Porter une armure ne fut pas l’apanage des chevaliers du Moyen Âge. Bien avant eux, des animaux, eux-aussi, en ont revêtues… Non pas sous la forme d’une cuirasse métallique, mais en tant que partie intégrante de leur anatomie. Il s’agissait en effet de plaques osseuses, arborées notamment par une famille de dinosaures du Crétacé : les ankylosauridés.

Présents en de nombreuses régions de la planète au cours d’une période comprise entre -100 et -66 millions d’années, ces animaux à l’allure impressionnante étaient pour la plupart de paisibles herbivores et vieux comme Mathusalem. Ils occupaient leurs longues journées à se promener d’un pas lourd, et s’affrontaient parfois tête contre tête, histoire, sans doute, de passer le temps…

Pour une majorité d’entre eux, la partie d’armure située au niveau du sommet du crâne n’était qu’une cuirasse entièrement lisse. Les tête-à-tête belliqueux ne devaient donc pas avoir de conséquences majeures. Mais pour certains, les choses semblent avoir été bien différentes…

Une révélation issue de dix années d’investigations

La découverte remonte à 2008. Il y a dix ans, des archéologues mettaient au jour d’étranges restes fossiles dans le Monument national de Grand Staircase-Escalante — un parc national situé au Sud de l’Utah, aux États-Unis — issus a priori d’un animal membre de la famille des ankylosauridés. Ce squelette d’ankylosaure s’est révélé comme l’un des plus complets jamais découvert.

L’ensemble mis au jour comprenait en effet un crâne complet, de nombreuses vertèbres, une queue en forme de massue entièrement préservée, et même quelques portions de membres antérieurs et postérieurs. Seulement, c’est une armure crânienne constellée de pics que le spécimen arborait en lieu et place de l’habituelle cuirasse parfaitement lisse de ses congénères. Une telle énigme pour les archéologues, qu’il leur aura fallu une décennie de travail pour en venir à bout.

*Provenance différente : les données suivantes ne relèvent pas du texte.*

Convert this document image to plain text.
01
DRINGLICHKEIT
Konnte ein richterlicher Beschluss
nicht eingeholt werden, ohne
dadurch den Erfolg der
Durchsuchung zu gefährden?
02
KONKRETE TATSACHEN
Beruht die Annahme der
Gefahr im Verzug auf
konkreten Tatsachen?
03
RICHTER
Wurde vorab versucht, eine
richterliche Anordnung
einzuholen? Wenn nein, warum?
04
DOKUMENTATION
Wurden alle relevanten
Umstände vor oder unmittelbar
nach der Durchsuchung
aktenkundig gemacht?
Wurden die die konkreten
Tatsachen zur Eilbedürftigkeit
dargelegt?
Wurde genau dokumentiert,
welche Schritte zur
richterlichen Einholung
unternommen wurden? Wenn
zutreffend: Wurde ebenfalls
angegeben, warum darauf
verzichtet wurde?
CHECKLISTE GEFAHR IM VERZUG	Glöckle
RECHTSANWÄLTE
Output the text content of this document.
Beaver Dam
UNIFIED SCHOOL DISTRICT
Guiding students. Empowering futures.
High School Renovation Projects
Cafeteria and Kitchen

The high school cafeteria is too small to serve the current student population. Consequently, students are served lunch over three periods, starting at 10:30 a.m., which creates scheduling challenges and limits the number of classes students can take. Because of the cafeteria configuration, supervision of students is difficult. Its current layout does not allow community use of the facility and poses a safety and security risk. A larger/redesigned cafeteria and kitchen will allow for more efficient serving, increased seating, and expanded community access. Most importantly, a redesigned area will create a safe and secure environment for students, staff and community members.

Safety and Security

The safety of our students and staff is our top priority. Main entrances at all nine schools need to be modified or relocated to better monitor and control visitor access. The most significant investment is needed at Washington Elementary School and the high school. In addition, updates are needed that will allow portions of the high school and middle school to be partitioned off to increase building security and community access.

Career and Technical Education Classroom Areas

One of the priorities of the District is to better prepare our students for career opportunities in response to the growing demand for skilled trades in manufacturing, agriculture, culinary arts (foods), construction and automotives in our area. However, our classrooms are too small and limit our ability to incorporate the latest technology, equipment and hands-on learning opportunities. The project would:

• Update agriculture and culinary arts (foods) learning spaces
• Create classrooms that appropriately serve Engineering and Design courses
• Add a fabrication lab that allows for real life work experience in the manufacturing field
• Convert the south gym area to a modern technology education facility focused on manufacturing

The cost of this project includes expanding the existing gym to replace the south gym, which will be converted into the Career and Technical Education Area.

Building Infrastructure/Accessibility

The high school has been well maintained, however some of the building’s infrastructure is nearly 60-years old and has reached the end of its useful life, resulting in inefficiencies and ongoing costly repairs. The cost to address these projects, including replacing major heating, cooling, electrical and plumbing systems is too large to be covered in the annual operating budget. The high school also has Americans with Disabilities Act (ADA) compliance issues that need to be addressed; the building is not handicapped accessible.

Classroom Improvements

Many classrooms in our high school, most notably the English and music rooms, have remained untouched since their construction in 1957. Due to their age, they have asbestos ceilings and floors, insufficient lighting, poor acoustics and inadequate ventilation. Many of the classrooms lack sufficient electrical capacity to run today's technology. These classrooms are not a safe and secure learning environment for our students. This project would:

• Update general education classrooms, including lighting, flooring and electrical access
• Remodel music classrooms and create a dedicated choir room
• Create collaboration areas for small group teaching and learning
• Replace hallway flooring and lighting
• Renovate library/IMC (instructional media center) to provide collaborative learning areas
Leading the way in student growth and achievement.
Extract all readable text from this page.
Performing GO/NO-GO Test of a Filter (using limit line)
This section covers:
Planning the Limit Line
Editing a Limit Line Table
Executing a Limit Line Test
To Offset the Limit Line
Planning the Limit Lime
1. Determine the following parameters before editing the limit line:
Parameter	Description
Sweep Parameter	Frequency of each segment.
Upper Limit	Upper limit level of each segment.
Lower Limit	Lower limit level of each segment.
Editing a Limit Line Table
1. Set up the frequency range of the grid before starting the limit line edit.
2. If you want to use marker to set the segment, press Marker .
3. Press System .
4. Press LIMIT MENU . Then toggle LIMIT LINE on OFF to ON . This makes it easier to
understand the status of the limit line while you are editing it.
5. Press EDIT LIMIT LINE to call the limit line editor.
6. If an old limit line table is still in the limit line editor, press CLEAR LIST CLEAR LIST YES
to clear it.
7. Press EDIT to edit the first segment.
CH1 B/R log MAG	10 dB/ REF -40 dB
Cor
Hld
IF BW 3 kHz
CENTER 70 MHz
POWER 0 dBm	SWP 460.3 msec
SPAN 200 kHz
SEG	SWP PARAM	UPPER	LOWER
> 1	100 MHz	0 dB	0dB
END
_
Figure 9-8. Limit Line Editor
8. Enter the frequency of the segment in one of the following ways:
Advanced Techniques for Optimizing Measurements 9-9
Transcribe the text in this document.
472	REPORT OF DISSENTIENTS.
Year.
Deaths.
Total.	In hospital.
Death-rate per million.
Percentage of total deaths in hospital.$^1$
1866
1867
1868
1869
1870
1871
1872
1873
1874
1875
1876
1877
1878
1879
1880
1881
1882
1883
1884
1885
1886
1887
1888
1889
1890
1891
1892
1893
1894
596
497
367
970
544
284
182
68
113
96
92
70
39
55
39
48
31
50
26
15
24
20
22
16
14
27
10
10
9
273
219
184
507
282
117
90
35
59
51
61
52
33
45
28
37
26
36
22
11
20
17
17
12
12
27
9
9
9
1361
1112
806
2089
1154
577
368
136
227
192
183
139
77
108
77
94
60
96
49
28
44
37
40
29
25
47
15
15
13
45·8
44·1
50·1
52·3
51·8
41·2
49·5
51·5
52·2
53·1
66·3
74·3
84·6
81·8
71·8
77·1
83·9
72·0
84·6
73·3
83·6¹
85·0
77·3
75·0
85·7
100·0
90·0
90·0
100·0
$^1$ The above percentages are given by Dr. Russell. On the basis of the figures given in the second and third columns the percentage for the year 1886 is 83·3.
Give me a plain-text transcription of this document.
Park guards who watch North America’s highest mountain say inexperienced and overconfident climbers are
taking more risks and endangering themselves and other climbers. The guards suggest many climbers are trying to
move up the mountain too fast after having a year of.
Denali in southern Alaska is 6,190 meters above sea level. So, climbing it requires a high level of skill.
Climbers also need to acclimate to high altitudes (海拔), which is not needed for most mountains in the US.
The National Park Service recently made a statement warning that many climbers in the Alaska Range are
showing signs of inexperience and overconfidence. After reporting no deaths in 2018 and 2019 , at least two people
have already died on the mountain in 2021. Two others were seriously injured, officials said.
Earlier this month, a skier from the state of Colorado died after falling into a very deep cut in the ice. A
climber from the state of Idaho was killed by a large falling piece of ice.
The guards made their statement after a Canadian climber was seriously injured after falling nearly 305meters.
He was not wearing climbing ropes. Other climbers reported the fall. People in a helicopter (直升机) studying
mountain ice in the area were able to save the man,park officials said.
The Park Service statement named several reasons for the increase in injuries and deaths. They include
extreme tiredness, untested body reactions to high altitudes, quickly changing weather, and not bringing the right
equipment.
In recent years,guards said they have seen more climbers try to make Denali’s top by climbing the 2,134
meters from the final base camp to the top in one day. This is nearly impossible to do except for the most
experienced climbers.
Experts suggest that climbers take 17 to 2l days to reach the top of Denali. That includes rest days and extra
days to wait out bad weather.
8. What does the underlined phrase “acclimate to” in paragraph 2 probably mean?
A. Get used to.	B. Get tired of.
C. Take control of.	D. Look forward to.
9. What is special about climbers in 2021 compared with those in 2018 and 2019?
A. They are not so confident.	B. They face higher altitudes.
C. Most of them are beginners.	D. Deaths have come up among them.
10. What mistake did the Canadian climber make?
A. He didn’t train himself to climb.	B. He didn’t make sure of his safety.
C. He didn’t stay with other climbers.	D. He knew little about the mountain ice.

Elle a été résolue à l’issue d’une étude publiée en 2018 dans la revue PeerJ. Principale révélation de ces travaux inédits : les restes d’armure fossile constellée de pics sont bien ceux d’un ankylosauridés. D’un ankylosauridés, certes, mais membre d’un genre inconnu jusqu’alors, représenté aujourd’hui par une seule espèce : Akainacephalus johnsoni.

De proches parents éloignés sur le plan géographique

Le moins que l’on puisse dire est que le chemin évolutif suivi par cette espèce fut quelque peu sinueux… Plutôt que de s’apparenter à d’autres ankylosauridés de l’Ouest américain, c’est en réalité de ses cousins d’Asie tels que Saichania et Tarchia, qu’Akainacephalus johnsoni semble le plus proche.

Une hypothèse raisonnable serait que les ankylosauridés de l’Utah appartiennent à la même famille que ceux retrouvés ailleurs dans l’Ouest de l’Amérique du Nord, nous avons donc été très surpris de découvrir qu’Akainacephalus était si étroitement apparenté aux espèces originaires d’Asie », retrace le conservateur des collections de paléontologie du Muséum d’histoire naturelle de l’Utah, Randall Irmis.

Un grand voyageur

Si l’on en croit les interprétations avancées par les spécialistes, c’est donc une grande épopée migratoire qu’a dû entreprendre, au Crétacé, Akainacephalus johnsoni. Lui, ainsi qu’un proche parent baptisé Nodocephalosaurus — un autre ankylosaure du Crétacé — qui ont tous deux certainement franchi un pont terrestre qui reliait alors l’Amérique à l’Asie.

C’est toujours excitant de nommer un taxon fossile, mais c’est tout aussi excitant si ce taxon apporte également des informations supplémentaires sur le contexte plus large de sa vie, tel que son régime alimentaire, ou certains aspects de son comportement, et l’environnement dans lequel il vivait », explique l’auteur principal des travaux Jelle Wiersma.

C’est extrêmement fascinant et important pour la science paléontologique que nous puissions extraire tant d’informations à partir des enregistrements fossiles, ce qui nous permet de mieux comprendre les organismes disparus et les écosystèmes dont ils faisaient partie », avance finalement avec enthousiasme Jelle Wiersma.